Le mie considerazioni sul Keynote del WWDC 2012

Keynote WWDC 2012

E’ salito sul palco spedito, con atteggiamento molto differente rispetto al Keynote riguardante il lancio dell’iPhone 4S. Tim Cook durante l’ultimo evento di Apple, è apparso molto più raggiante sorridente, lontano da quel Tim Cook circondato dalla tristezza nel vedere uno dei suoi migliori amici, senonché collega, durante le sue ultime ore di vita. Vestito quasi come Steve Jobs, preferendo una camicia ad un maglione, Cook ha dato vita ad un evento che ha ripreso i dettami dell’ex amministratore delegato: vale a dire presentazione di tre novità come spiega chiaramente Carmine Gallo all’interno di uno dei suoi libri.

A differenza degli eventi di precedenti, però, la tendenza di Tim Cook è quella di porre un maggior peso sui prodotti evitando il pathos cavalcato dall’ex CEO. Tim Cook, Phil Schiller, Greg Federichi e Scott Forstall, infatti, hanno deciso di adottare uno stile di presentazione abbastanza asettico, lontano da quel clima generato dall’ex-capo carismatico che sapeva divertire il suo pubblico attraverso delle demo che vedeva la complicità dei presenti in sala e dei suoi manager. Uno stile che spingeva verso l’esperienza utente, le capacità e le possibilità create dal prodotto, anzichè mostrare schede tecniche con elenchi di caratteristiche.

Non so voi, ma l’emozione di vedere Steve Jobs cavalcare una delle situazioni in cui era il re incontrastato, sembra ormai un’esperienza del passato. Al suo posto ha fatto ingresso un nuovo stile che prevede un punto di vista quasi ingegneristico. Ora bisogna vedere se questo stile è stato adottato perché l’evento è dedicato agli sviluppatori, persone molto esigenti dal punto di vista tecnico soprattutto la luce del fatto che hanno pagato un bel po’ di soldi per partecipare al WWDC.
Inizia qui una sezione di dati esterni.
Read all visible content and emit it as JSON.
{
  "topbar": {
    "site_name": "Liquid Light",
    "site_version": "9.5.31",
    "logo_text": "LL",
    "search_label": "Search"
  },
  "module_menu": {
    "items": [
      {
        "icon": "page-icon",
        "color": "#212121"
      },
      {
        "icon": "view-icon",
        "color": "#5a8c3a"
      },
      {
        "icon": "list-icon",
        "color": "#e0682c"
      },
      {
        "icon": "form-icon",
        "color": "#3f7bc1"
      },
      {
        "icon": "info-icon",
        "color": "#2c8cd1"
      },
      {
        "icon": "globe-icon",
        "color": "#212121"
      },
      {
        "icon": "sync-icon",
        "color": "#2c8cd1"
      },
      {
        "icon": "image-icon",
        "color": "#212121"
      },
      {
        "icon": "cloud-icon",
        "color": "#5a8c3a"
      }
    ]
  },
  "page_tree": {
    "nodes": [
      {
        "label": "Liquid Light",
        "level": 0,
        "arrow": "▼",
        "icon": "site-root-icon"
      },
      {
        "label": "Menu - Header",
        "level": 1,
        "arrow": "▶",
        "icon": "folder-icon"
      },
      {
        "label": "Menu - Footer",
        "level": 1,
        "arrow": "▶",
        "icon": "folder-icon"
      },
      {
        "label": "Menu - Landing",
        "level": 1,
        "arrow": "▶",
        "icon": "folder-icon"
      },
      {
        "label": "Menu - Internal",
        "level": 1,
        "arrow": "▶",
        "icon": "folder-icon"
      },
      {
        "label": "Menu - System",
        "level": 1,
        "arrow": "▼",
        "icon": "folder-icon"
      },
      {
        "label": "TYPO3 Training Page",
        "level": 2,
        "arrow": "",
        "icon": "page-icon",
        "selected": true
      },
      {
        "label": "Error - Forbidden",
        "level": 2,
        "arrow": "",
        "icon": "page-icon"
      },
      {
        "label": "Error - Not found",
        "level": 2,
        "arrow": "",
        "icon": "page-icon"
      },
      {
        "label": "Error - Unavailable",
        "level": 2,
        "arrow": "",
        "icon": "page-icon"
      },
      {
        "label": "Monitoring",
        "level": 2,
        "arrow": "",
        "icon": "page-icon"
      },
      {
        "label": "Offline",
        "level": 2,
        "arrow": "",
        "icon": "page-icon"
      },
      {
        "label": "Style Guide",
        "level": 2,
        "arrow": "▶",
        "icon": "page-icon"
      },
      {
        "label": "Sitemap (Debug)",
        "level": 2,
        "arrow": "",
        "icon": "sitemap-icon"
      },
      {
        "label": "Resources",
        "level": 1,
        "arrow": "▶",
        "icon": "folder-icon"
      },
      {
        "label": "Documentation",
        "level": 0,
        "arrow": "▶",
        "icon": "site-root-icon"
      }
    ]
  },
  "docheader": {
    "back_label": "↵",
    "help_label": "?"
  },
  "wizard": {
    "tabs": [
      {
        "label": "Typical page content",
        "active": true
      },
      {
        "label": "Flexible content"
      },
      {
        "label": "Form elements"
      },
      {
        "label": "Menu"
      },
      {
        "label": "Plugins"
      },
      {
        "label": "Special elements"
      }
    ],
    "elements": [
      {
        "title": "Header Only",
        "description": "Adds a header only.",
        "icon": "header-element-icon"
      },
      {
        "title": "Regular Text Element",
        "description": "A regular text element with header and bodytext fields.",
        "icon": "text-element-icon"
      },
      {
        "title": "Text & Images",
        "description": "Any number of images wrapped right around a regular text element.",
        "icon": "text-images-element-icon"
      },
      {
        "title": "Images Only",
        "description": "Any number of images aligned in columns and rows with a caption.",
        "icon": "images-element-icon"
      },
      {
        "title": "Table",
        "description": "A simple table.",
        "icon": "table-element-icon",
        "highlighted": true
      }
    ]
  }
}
Altra differenza tra Tim Cook e Steve Jobs si è notata al termine dell’evento. Mentre l’ex CEO di Apple preferiva ritirarsi quasi in un gesto religioso, l’attuale CEO ha preferito intrattenersi con i visitatori del Moscone Center per rispondere ad alcune domande e farsi fotografare. Un’apertura dettata anche dal grande entusiasmo di Cook nella gestione di Apple, entusiasmo che speriamo lo porterà verso una direzione in cui tutti possiamo sentirci parte più di questa grande famiglia, una famiglia sempre più larga.

2 Comments

  1. resto persuaso che lo stile asettico non aiuta una comunità da sempre fatta di entusiasti, così come temo non aiuti la direzione presa da apple, che mi pare molto conservativa e con innovazioni quasi telefonate. Sarà che ero abituato a rimanere sbalordito, ma qui quasi niente mi ha lasciato a bocca aperta.

  2. Bello il display ad altissima risoluzione, ok. Ma che ci vuole per farlo funzionare a dovere? Pare interfacce ed icone ad altissima risoluzione, e Apple che fa? usa #svg? No! Formato troppo aperto, allora meglio usare giga e giga di memoria per icone giganti in formato chiuso. A me sembra una stronzata, però la massa crede che se lo fa Apple allora è progresso. E non parliamo dei costi. Questo non è progresso, questo è consumismo.